The Permian-Triassic extinction paved the way for new species who are the precursors of mammals and archosaurs, the precursors to the dinosaurs. These species repopulated the Earth and evolved into the creatures known today.

The best place to find fossils from this era, according Sidor, is in South Africa, specifically in the Karoo Basin. Though it is a good place to look for fossils from this era, only utilizing this one site can be problematic. These fossils help shed light on what life was like in that region, but are less informative about the extinction event far away.

“At the same time the extinction is happening in South Africa, there is interpreted to be this big mountain-building,” Sidor said. “Paleontologists have been worried. Is what we’re seeing in terms of mass extinction actually mass extinction or is it mass extinction because of the mountain-building?”

Mountain-building is essentially the process of uplift when two tectonic plates collide. This idea drove Sidor to look for Permian-Triassic fossils in other areas to help control for the diverse geographies in different regions. Sidor wanted to see if the same patterns in the fossil record were seen regionally so he went to Tanzania in 2007 and 2008 to dig for fossils.

In 2009, they received a grant to go to Zambia. One of the big differences is that in Tanzania and Zambia, the tectonic activity resulted in rift basins instead of mountains. Rift valleys often have much more detailed fossils because their geological development is much shorter than mountains. 

“The rocks in Zambia and Tanzania are 242 million years old and we’ve found some very close relatives of dinosaurs,” Sidor said. “You don’t see those species in the same rocks in South Africa. One of the other things we discovered is that before the extinction, the fossil record of Tanzania and Zambia is more or less the same [as in South Africa]. And then you go after the extinction, the three different places end up looking very different. After the mass extinction, everything gets wiped out, and different groups can actually repopulate in different ways in different places.”

The fossils the team found were early relatives of amphibians, mammals, and reptiles. The rise of the archosaur after this extinction event paved the way for the era of dinosaurs. Today, the only living relatives of archosaurs are birds and crocodiles.

“Archosaurs really radiated after the mass extinction,” Sidor said. “And one of their groups, dinosaurs, by the time of the late Triassic, they were the dominant animals. This was the beginning of the dinosaur era.”

Since first visiting Tanzania in 2007, they’ve gone back about ten times and collected around 2,200 fossils, which Sidor calls “a pretty substantial collection.”

“The fossils that we find are totally unique,” said Savannah Olroyd, one of Sidor’s current graduate students. “It was great to be a part of something where you’re finding something that’s totally new.”

This summer, the team will return to Zambia to look for more fossils. The expedition will be led by Brandon Peecook, a former student of Sidor’s who is now at the Field Museum of Natural History in Chicago. 

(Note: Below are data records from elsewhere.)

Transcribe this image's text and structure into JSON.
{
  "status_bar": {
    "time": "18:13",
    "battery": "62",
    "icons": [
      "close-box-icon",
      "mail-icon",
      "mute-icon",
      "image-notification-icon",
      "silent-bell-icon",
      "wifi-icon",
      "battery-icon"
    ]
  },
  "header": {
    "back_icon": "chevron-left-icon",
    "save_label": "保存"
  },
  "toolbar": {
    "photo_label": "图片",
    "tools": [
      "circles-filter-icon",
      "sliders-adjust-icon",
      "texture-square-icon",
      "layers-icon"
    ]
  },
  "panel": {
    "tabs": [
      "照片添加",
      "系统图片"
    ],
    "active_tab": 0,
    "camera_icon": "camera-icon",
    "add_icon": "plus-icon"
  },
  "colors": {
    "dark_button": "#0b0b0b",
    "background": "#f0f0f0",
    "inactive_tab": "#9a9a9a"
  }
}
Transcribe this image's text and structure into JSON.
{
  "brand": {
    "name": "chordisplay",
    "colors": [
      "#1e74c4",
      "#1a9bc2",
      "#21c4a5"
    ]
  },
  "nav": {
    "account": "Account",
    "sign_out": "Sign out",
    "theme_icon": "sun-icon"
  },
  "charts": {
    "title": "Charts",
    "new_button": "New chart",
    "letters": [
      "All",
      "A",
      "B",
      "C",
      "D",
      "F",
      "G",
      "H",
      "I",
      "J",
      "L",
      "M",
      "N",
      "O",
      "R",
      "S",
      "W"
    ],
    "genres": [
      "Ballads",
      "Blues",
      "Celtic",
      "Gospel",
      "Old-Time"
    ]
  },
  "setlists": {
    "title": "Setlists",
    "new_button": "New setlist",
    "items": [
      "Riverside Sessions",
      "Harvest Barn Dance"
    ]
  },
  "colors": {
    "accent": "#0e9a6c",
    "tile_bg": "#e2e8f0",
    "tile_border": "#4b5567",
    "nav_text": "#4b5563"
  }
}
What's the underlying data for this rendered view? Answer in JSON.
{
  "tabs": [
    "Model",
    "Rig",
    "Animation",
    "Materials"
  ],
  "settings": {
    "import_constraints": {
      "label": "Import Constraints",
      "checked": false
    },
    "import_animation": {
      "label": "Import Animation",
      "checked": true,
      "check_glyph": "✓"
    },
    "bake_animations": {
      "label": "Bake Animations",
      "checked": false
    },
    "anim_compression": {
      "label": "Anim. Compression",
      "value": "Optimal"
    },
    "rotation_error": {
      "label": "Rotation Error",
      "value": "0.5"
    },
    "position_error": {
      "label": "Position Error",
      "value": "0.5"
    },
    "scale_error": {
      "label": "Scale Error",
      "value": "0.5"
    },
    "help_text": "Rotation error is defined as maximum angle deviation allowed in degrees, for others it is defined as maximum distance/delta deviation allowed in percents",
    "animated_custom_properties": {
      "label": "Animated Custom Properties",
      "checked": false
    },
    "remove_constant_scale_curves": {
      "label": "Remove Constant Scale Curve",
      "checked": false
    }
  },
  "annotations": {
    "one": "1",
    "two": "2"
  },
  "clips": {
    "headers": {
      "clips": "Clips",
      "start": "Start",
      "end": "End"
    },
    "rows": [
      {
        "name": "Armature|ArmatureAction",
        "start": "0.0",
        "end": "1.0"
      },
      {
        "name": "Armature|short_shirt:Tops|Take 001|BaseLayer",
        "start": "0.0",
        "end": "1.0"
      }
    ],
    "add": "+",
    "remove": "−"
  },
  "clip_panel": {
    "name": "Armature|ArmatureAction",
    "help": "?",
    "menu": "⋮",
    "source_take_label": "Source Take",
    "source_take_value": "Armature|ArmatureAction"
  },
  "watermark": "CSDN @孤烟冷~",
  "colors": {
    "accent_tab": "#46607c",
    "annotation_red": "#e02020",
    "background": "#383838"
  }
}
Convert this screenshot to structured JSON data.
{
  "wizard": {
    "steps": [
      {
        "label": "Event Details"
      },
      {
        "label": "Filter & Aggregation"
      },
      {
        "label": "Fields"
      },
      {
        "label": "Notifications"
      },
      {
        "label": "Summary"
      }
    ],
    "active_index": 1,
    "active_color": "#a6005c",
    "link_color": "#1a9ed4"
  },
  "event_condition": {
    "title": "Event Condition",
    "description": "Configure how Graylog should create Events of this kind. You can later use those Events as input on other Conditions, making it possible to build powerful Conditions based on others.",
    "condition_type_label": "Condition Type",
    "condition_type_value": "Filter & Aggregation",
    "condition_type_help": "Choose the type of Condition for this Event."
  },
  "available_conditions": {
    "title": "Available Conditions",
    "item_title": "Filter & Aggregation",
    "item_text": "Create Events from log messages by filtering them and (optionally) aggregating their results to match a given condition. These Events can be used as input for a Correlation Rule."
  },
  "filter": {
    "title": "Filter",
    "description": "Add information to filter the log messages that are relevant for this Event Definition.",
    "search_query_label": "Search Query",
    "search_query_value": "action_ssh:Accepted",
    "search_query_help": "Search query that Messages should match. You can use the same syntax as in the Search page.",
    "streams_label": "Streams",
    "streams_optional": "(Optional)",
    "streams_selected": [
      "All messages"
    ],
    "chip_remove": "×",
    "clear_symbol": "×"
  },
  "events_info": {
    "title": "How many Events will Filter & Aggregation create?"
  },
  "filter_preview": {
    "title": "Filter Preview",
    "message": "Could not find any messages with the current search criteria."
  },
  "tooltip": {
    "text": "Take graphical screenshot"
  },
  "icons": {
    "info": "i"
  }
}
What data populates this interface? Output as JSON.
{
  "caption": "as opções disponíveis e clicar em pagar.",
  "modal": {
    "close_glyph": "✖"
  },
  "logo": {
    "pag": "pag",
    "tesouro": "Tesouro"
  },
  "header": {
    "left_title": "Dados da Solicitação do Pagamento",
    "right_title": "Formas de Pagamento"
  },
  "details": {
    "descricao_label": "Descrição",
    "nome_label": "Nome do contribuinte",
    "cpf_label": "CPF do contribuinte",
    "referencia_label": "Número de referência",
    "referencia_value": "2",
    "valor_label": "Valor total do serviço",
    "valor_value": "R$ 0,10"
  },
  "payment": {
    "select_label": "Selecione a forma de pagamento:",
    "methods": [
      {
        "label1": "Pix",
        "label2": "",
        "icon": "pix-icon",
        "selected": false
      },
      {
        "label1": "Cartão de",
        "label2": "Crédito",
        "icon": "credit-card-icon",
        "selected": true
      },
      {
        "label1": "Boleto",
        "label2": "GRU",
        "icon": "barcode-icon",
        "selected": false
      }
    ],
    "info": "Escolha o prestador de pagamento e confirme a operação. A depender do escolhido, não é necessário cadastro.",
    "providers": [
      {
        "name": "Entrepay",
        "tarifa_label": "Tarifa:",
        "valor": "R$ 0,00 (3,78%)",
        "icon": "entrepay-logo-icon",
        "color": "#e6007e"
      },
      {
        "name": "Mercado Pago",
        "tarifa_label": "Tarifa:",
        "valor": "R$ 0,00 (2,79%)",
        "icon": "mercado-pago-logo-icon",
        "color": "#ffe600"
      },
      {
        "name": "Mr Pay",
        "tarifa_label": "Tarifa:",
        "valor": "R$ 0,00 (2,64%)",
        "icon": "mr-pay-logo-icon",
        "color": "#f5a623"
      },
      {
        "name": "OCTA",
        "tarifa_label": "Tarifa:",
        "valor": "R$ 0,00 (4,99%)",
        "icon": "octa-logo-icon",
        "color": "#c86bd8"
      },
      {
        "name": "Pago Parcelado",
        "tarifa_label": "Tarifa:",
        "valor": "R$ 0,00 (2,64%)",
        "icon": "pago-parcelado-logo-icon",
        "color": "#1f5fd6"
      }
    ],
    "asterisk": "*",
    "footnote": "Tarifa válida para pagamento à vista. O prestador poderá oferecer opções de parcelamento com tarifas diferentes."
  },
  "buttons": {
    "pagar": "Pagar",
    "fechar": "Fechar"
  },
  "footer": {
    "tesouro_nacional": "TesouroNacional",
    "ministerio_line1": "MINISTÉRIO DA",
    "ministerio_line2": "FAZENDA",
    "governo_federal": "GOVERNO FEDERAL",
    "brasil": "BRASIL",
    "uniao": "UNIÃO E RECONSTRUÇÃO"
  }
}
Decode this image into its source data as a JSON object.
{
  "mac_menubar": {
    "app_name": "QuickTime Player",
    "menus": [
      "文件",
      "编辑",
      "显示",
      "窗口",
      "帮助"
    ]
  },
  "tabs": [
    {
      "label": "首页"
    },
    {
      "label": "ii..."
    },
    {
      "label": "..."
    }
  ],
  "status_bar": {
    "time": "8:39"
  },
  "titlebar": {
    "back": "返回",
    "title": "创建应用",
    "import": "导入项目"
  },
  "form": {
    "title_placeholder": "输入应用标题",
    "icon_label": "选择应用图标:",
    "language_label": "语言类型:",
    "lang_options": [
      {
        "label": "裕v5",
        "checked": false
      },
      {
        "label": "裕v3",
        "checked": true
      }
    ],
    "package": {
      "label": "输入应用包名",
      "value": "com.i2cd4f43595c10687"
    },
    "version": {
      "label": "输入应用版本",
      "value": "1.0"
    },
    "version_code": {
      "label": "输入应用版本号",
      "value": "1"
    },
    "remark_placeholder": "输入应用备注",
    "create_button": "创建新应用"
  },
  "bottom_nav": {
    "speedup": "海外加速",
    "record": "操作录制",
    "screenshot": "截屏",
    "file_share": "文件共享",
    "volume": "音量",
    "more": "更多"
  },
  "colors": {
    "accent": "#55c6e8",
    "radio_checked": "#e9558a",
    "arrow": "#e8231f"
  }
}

“The work in Zambia especially is pretty awesome because the fossil sites are in the national parks,” Peecook said. “So not only are you finding very cool extinct animal fossils, but you’re doing it and having to deal with elephants and lions and giraffes and stuff. It’s a pretty fun place to be.”

Researchers excavate a gorgonopsian from upper Permian rocks in Zambia in 2014. Shown are (left to right): Ken Angielczyk (Field Museum), Chuck Beightol (UW), and Sterling Nesbitt (Virginia Tech).  Courtesy Photo

Researchers on the Zambia expedition are exploring how mammals became mammals, the evolution of teeth and jaws in early species, and filling in missing evolutionary links. Peecook is interested in studying the Permo-Triassic ecosystem, particularly “how ecosystems fall apart and how they put themselves back together.”

Finding fossils is no easy task, so even though they all have different interests, everyone on the expedition will be looking for whatever fossils they can find. According to Sidor, 90 percent of the process is prospecting. Nowadays, the team uses technology such as Google Earth and GPS units to figure out where they will look for fossils.

“It’s really hard work,” Olroyd said. “You’re hiking for a really long way, several kilometers every day, you’re out there all day, and you’re basically by yourself. It’s just you and Africa, basically.” 

But in Zambia, there are still new horizons and fossils waiting to be discovered.

“We’ve barely started.” Peecook said.